Comment on: Nature and Dimensions of the Systemic Hyper-Inflammation and its Attenuation by Convalescent Plasma in Severe COVID-19

TO THE EDITOR—We read with great interest the article by Bandopadhyay et al [1], in which the effects of convalescent plasma (CP) on the inflammatory response in coronavirus disease 2019 (COVID-19) were evaluated. The authors reported that transfusion of CP was associated with a reduction of interleukin (IL) 6, interferon (IFN)–induced protein 10, and macrophage colony-stimulating factor. In addition, they showed that, compared with standard therapy, CP was associated with a rapid but transient improvement in the ratio of the partial pressure of arterial oxygen to the fraction of inspired oxygen.

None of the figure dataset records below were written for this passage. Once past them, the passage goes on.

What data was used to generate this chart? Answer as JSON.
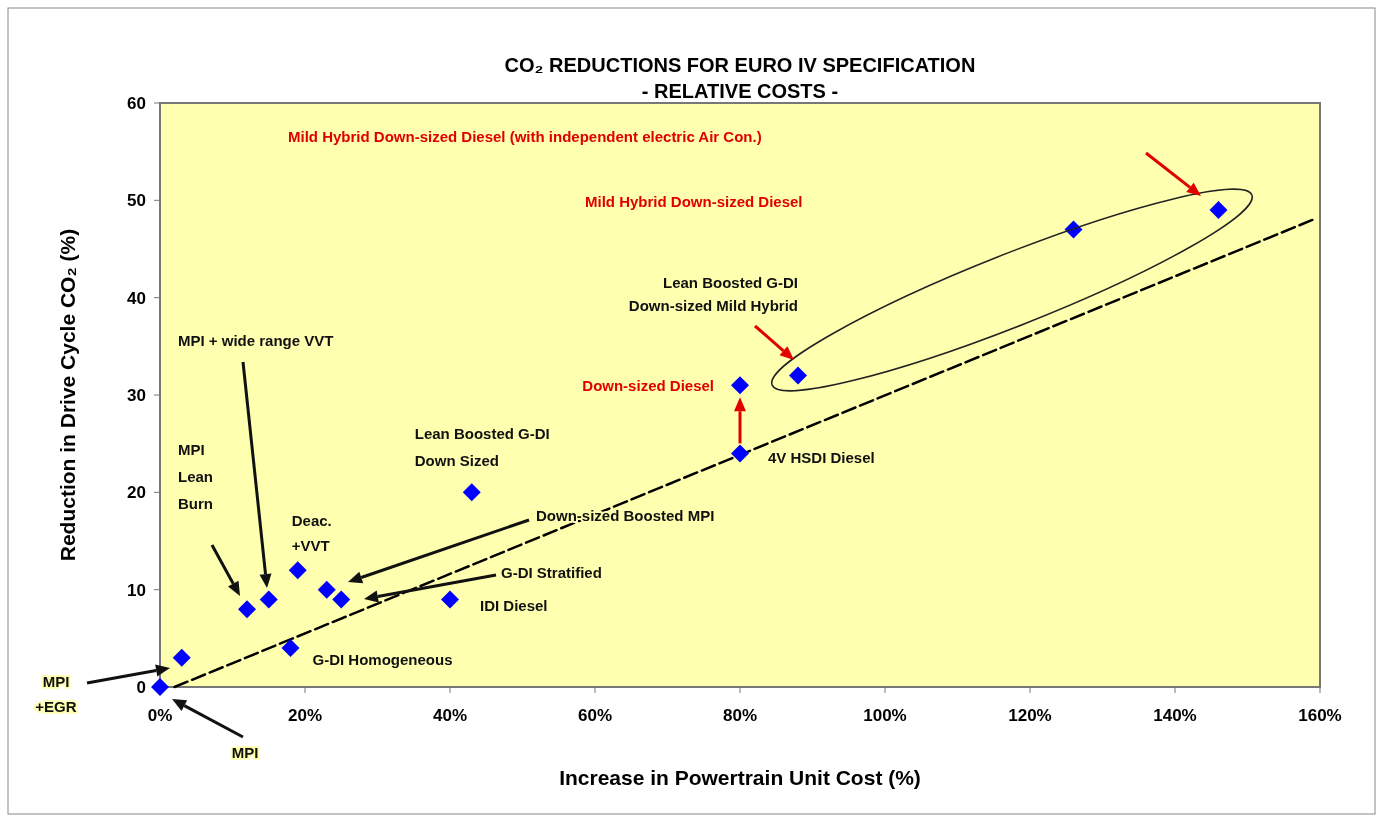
{
  "chart_data": {
    "type": "scatter",
    "title": "CO₂ REDUCTIONS FOR EURO IV SPECIFICATION",
    "subtitle": "- RELATIVE COSTS -",
    "xlabel": "Increase in Powertrain Unit Cost (%)",
    "ylabel": "Reduction in Drive Cycle CO₂ (%)",
    "xlim": [
      0,
      160
    ],
    "ylim": [
      0,
      60
    ],
    "xticks": [
      {
        "value": 0,
        "label": "0%"
      },
      {
        "value": 20,
        "label": "20%"
      },
      {
        "value": 40,
        "label": "40%"
      },
      {
        "value": 60,
        "label": "60%"
      },
      {
        "value": 80,
        "label": "80%"
      },
      {
        "value": 100,
        "label": "100%"
      },
      {
        "value": 120,
        "label": "120%"
      },
      {
        "value": 140,
        "label": "140%"
      },
      {
        "value": 160,
        "label": "160%"
      }
    ],
    "yticks": [
      0,
      10,
      20,
      30,
      40,
      50,
      60
    ],
    "marker": "diamond",
    "series": [
      {
        "type": "line",
        "color": "#000000",
        "line_style": "dashed",
        "marker": "none",
        "x": [
          2,
          159
        ],
        "values": [
          0,
          48
        ]
      },
      {
        "type": "scatter",
        "color": "#0000ff",
        "x": [
          0,
          3,
          12,
          15,
          19,
          23,
          25,
          18,
          40,
          43,
          80,
          80,
          88,
          126,
          146
        ],
        "values": [
          0,
          3,
          8,
          9,
          12,
          10,
          9,
          4,
          9,
          20,
          24,
          31,
          32,
          47,
          49
        ]
      }
    ],
    "annotations": [
      "Mild Hybrid Down-sized Diesel (with independent electric Air Con.)",
      "Mild Hybrid Down-sized Diesel",
      "Lean Boosted G-DI\nDown-sized Mild Hybrid",
      {
        "text": "Down-sized Diesel",
        "x": 80,
        "y": 31
      },
      {
        "text": "4V HSDI Diesel",
        "x": 80,
        "y": 24
      },
      {
        "text": "Lean Boosted G-DI\nDown Sized",
        "x": 43,
        "y": 20
      },
      "Down-sized Boosted  MPI",
      "G-DI Stratified",
      {
        "text": "IDI Diesel",
        "x": 40,
        "y": 9
      },
      {
        "text": "G-DI Homogeneous",
        "x": 18,
        "y": 4
      },
      {
        "text": "Deac.\n+VVT",
        "x": 19,
        "y": 12
      },
      "MPI\nLean\nBurn",
      "MPI + wide range VVT",
      "MPI\n+EGR",
      "MPI"
    ]
  }
}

Although these results are of interest, we would like to emphasize some points.

We recently conducted an immunological study evaluating the effects of CP on cytokines and lymphocyte populations in 28-day follow-up [2]. We found that CP induces an early but transient effect on the antibody (ie, at 4 days after transfusion) and cytokine (at 4–7 days) profile of patients with severe disease, attenuates the exhausted phenotype, and increases memory T and B lymphocytes at day 28 after transfusion, together with a reduction in IL-6/IFN-γ and IL-6/IL-10 ratios (at 14–28 days). These results differ from those of Bandopadhyay et al [1], who observed an early decrease in inflammatory cytokines (IL-6, IFN- induced protein 10, and macrophage colony-stimulating factor) 3–4 days after transfusion. From 4 to 7 days after transfusion, we observed an increase in IFN-γ, granulocyte-macrophage colony-stimulating factor, IL-8, tumor necrosis factor α, and IL-17A but a late reduction in IL-6/IFN-γ and IL-6/IL-10 ratios, indicating that CP effects may take longer but modify parameters that have been previously associated with COVID-19 mortality rates and severity [3].

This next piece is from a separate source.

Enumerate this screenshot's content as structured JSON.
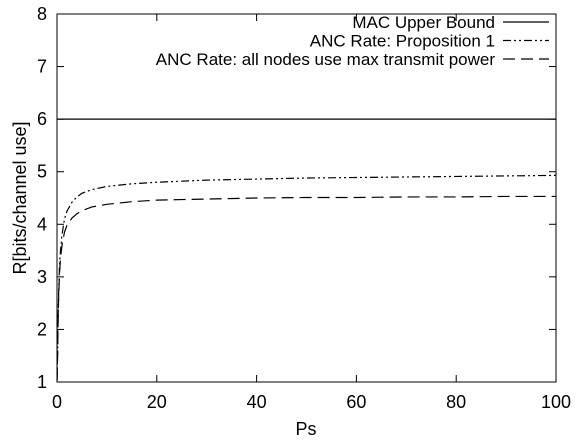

Bandopadhyay et al [1] state that the anti-inflammatory role of CP is independent of the content of neutralizing antibodies and that other components of CP could induce relevant biological effects. In our study, we did not observe differences between donors (ie, low immunoglobulin [Ig] G and IgA antibody titers) and “superdonors” (ie, those with high IgG and IgA antibody titers) in terms of cytokines, autoantibodies, and metabolomic profile [2]. In fact, total IgG and IgA antibodies against S1 severe acute respiratory syndrome coronavirus 2 are key factors for the selection of CP. We found that these antibodies were highly correlated with neutralizing antibodies. The use of CP with high titers modified the immune response of patients with COVID-19.

Results from Bandopadhyay et al [1] may differ from ours since they conducted paired tests for each group and did not evaluate intergroup differences. It would be of interest to know whether the reduction in cytokines in the plasma receptor group differed significantly from the reduction in those receiving standard therapy, and whether the effect persists for >4 days. The authors randomized patients with mild or severe disease to both therapy groups. However, randomization of patients with similar clinical characteristics (ie, confirmed viral pneumonia or severity according to validated classification criteria) may have allowed a better evaluation of the immune response. In addition, it is unknown whether patients received transfusions in early stages of the disease or in the first days of hospitalization. This has critical implications in the evaluation of cytokine kinetics.

The evaluation of lymphocyte populations may offer better information about the real therapeutic implications of CP. As our study showed, CP ameliorates activated T-cell and B-cell phenotypes, with an increase in memory cell subsets. All of these data suggest that early administration of CP influences the immune response, even after the resolution of the acute phase of the disease. However, it is unknown whether these phenomena persist 28 days after transfusion.